Anti-ischaemic therapy during the follow-up phase of acute coronary syndromes. Is there a role for calcium channel blockers?

Various pharmacological strategies are currently being sought to enhance the efficacy of thrombolysis after an acute myocardial infarction (AMI). Apart from the use of new thrombolytic agents, novel anticoagulants and antiplatelet drugs, attention has recently been focused on agents such as the calcium channel blockers (calcium antagonists) traditionally used (prior to the thrombolytic era) for secondary prevention after an AMI. In this context, although calcium channel blockers have not been definitively proven to have any benefit with regard to all-cause mortality or subsequent infarctions, diltiazem has been shown to reduce cardiac mortality, recurrent nonfatal infarction and myocardial ischaemia after non-Q-wave AMI. These benefits have been linked to the drug's effect of lowering heart rate.

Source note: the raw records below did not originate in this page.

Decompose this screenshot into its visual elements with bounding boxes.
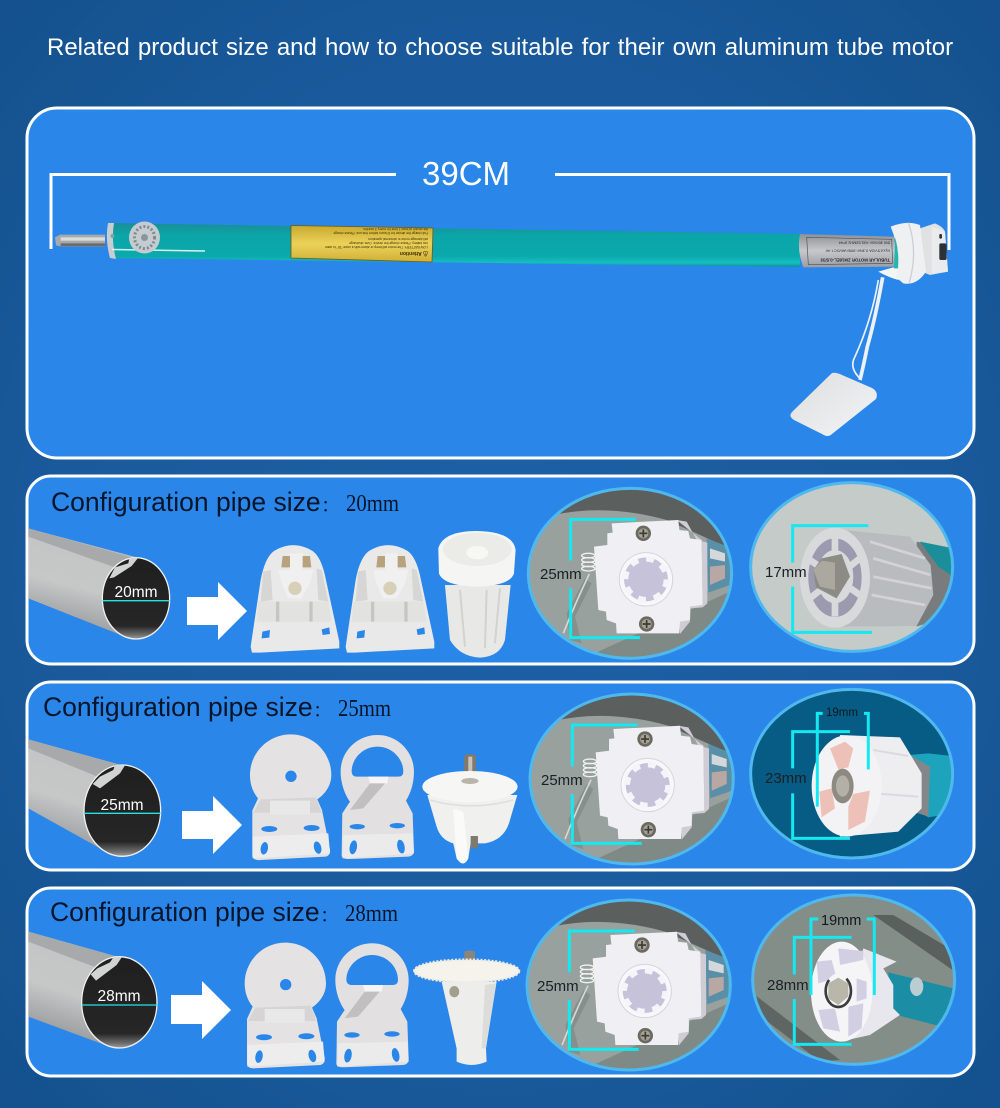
brackets 28mm: [245, 943, 409, 1068]
motor head with rating plate: [799, 223, 948, 284]
title: Related product size and how to choose suitable for their own aluminum tube motor: [47, 34, 953, 61]
drive adapter 25mm: [422, 754, 518, 863]
panel: motor length: [27, 108, 974, 458]
seal medallion: [129, 222, 160, 254]
pipe label 20mm: 20mm: [114, 584, 158, 601]
photo: crown adapter 25mm: [528, 692, 735, 866]
photo: drive head 17mm: [751, 483, 953, 651]
panel: 20mm pipe: [27, 476, 974, 664]
measure lines: [572, 725, 642, 843]
arrow: [171, 981, 231, 1039]
length label: 39CM: [422, 155, 510, 192]
measure label 23mm: 23mm: [765, 770, 807, 787]
remote strap: [853, 277, 883, 380]
gear drive adapter 28mm: [414, 950, 519, 1065]
measure lines: [569, 931, 639, 1049]
arrow: [187, 582, 247, 640]
measure label 19mm: 19mm: [826, 707, 858, 719]
photo: drive head 28mm: [753, 895, 955, 1064]
motor tube body: [108, 223, 800, 267]
attention label: will damage motor in abnormal operation.: [367, 237, 428, 241]
measure label: 17mm: [765, 564, 807, 581]
pipe label 28mm: 28mm: [97, 988, 141, 1005]
heading: 20mm: Configuration pipe size：: [51, 487, 338, 517]
panel: 25mm pipe: [27, 682, 974, 870]
heading size value: 20mm: [346, 491, 399, 517]
photo: drive head 23mm: [751, 689, 953, 858]
motor head with rating plate: TUBULAR MOTOR ZM16EL-0.5/33: [820, 257, 890, 262]
attention label: low battery. Please charge the device. Over-discharge: [349, 241, 428, 245]
attention label: [291, 226, 433, 262]
measure label: 25mm: [540, 566, 582, 583]
plug cap 20mm: [438, 531, 516, 658]
panel: 28mm pipe: [27, 888, 974, 1076]
heading size value: 25mm: [338, 696, 391, 722]
motor head with rating plate: Input:5V/2A 0.3Nm 800mAh/DC7.4V: [825, 248, 890, 253]
brackets 20mm: [251, 545, 434, 653]
heading size value: 28mm: [345, 901, 398, 927]
pipe 25mm: [28, 739, 161, 856]
remote battery pack: [790, 373, 877, 436]
measure label: 25mm: [537, 978, 579, 995]
pipe 20mm: [28, 528, 170, 639]
photo: crown adapter 25mm: [525, 898, 732, 1072]
measure label 19mm: 19mm: [821, 913, 861, 929]
measure label: 25mm: [541, 772, 583, 789]
attention label: LOW BATTERY: The motor will beep or alarm with a voice "DI" to warn: [325, 245, 428, 249]
icon: tubular motor: [55, 222, 948, 436]
attention label: the device at least 1 time for every 3 months.: [362, 227, 428, 231]
measure label 28mm: 28mm: [767, 977, 809, 994]
attention label: Full charge the device for 8 hours before first use. Please charge: [333, 231, 428, 235]
motor head with rating plate: 5W 30r/min 433.92MHz IP44: [838, 241, 890, 246]
motor shaft: [55, 235, 105, 247]
pipe 28mm: [28, 932, 157, 1048]
arrow: [182, 796, 242, 854]
heading: 28mm: Configuration pipe size：: [50, 897, 337, 927]
length measure bracket: [51, 174, 949, 250]
attention label: ⚠ Attention: [400, 250, 428, 256]
measure lines: [793, 713, 868, 838]
measure lines: [571, 519, 640, 638]
measure lines: [794, 919, 874, 1044]
photo: crown adapter 25mm: [527, 487, 733, 660]
pipe label 25mm: 25mm: [100, 797, 144, 814]
brackets 25mm: [250, 734, 414, 860]
heading: 25mm: Configuration pipe size：: [43, 692, 330, 722]
measure lines: [793, 526, 872, 632]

Since both non-Q-wave AMI and the AMI treated with thrombolytic therapy result in early reperfusion and clinical manifestations of 'incomplete infarction', and are characterised by a similar high incidence of ischaemic complications, it is plausible to hypothesise that prophylactic calcium channel blocker administration to AMI patients post-thrombolysis might decrease the cumulative occurrence of reinfarction and refractory ischaemia during long term follow-up. With this in mind, the Incomplete INfarction Trial of European Research Collaborators Evaluating Prognosis Post-Thrombolysis with Tildiem was initiated in September 1994. This represents the first prospective study to investigate the efficacy of a calcium channel blocker (long-acting diltiazem 300 mg/day) administered as adjunctive therapy with aspirin 160 mg/day in up to 920 patients with an uncomplicated first AMI receiving early thrombolytic therapy. The primary trial objective is to assess the efficacy of blinded therapy on the 6-month cumulative occurrence of a combined clinical end-point (cardiac death, recurrent non-fatal infarction, medically refractory ischaemia)-an end-point identical to that utilised in the assessment of diltiazem in non-Q-wave AMI.